Pathway Premieres at PyData Global

Zuzanna Stamirowska·December 1, 2022·0 min read

Our CSO Adrian Kosowski was a guest speaker at ​​PyData Global for a talk on Reactive Data Processing in Python.

(Pathway: Reactive Data Processing in Python, PyData Global, December 2022).

Machine Learning models designed to work with streaming systems make decisions on new data points as they arrive. But there is a downside: model decisions can't be easily changed later when the model is updated with fresher data, user feedback, or freshly tuned hyperparameters. This is often a blocker for anomaly detection, recommender systems, process mining, and human-in-the-loop planning.

To deal with this, we demonstrated design patterns to easily express reactive data processing logic. We used Pathway, a scalable data processing framework built around a Python programming interface. Pathway was battle-tested with operational data in enterprise, including graphs and event streams in real-world supply chains.

The talk gave a thorough explanation of the practical engineering challenges behind reactive data processing with a Machine Learning angle to it, and the steps needed to overcome these challenges.

In stream processing, Machine Learning models make decisions on new data points as soon as they arrive. Such immediate decisions are extremely useful, but not always the best. For example, when we consider anomaly detection on a stream of events, new effects or trends can usually only be detected with confidence some time after they have started. Past decisions will need to be revisited and reclassified - but which ones exactly? Stream processing does not bring a direct answer, and full batch recomputation can be extremely costly. The same problem holds across numerous contexts: recommender systems, process mining, ontology querying, human-in-the-loop planning systems,... How can you gracefully handle data and models which need revisiting with time, while not over-complicating even the simplest data transformations?

During the talk, we covered the key engineering steps needed to deal with such problems through a reactive data processing design. Achieving such a design was our primary motivation to build Pathway. Pathway is a scalable data processing framework centered around a Python programming interface. It is deployed for processing live operational data in enterprise, including graphs and event streams in real-world supply chains, and is now becoming publicly available in an open-core model.

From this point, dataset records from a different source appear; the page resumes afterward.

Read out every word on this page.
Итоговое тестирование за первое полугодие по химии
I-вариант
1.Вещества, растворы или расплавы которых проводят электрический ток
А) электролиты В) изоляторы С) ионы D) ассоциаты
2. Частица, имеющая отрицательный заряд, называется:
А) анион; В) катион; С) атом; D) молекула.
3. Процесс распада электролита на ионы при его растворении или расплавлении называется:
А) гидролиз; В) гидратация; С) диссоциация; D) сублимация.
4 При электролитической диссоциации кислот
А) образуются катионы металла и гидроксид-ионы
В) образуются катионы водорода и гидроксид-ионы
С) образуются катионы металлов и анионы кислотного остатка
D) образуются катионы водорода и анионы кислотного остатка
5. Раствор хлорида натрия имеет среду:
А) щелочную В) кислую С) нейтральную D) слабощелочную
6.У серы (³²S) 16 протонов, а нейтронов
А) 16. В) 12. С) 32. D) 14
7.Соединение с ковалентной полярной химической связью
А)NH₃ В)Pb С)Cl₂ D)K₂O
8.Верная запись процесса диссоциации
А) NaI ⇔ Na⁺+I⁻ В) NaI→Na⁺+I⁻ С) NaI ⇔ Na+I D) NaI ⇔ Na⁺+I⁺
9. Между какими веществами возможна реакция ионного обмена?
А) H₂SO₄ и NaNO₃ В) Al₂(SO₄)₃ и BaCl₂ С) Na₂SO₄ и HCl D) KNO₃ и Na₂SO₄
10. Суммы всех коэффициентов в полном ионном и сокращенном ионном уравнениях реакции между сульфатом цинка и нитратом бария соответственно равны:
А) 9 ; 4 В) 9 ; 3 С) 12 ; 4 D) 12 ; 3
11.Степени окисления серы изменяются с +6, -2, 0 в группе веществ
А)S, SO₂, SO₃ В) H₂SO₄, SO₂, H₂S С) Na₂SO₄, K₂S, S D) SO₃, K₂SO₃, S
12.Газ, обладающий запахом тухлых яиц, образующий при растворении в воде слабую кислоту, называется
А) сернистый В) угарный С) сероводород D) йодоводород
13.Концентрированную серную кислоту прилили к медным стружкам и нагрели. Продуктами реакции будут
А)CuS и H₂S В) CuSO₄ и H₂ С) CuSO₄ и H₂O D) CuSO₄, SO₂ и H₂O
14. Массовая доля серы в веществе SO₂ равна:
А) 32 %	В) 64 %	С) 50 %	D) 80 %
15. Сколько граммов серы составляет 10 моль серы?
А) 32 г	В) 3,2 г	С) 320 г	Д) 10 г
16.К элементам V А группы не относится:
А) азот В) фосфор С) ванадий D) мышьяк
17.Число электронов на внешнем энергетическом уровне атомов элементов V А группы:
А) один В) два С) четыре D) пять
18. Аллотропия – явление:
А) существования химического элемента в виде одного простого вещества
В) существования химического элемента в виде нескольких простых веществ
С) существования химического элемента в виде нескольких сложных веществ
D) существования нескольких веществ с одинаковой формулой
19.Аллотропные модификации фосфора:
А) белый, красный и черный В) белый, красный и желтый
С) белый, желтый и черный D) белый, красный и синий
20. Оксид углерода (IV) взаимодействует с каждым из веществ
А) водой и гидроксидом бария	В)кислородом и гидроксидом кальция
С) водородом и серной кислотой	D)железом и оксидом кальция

We showed design patterns which allow to easily express reactive Machine Learning logic. We highlighted where it is possible to rely on the usual Python data science stack and external libraries, and where special attention is needed. Most design patterns should feel familiar to users of Pandas or PySpark dataframes, so we focused on the key differences - and why they are necessary to achieve efficient reactive operation.

In the course of the talk we did a code demo, and showed how to create one’s own reactive data pipeline and microservice. The example was a reactive app which predicts the future popularity and sentiment for trending topics in a well-known social network, across different geographies. We filled in key steps in the code together, and then saw it in action in full deployment (with source data API integration + frontend connected with FastAPI).

The talk was addressed to anyone - Machine Learning Engineers, Software Engineers, and Data Engineers - with an interest in building "smart" data pipelines and data products in a real-time or streaming setting. You will leave the talk with a thorough understanding of the practical engineering challenges behind reactive data processing with a Machine Learning angle, and the steps needed to overcome these challenges.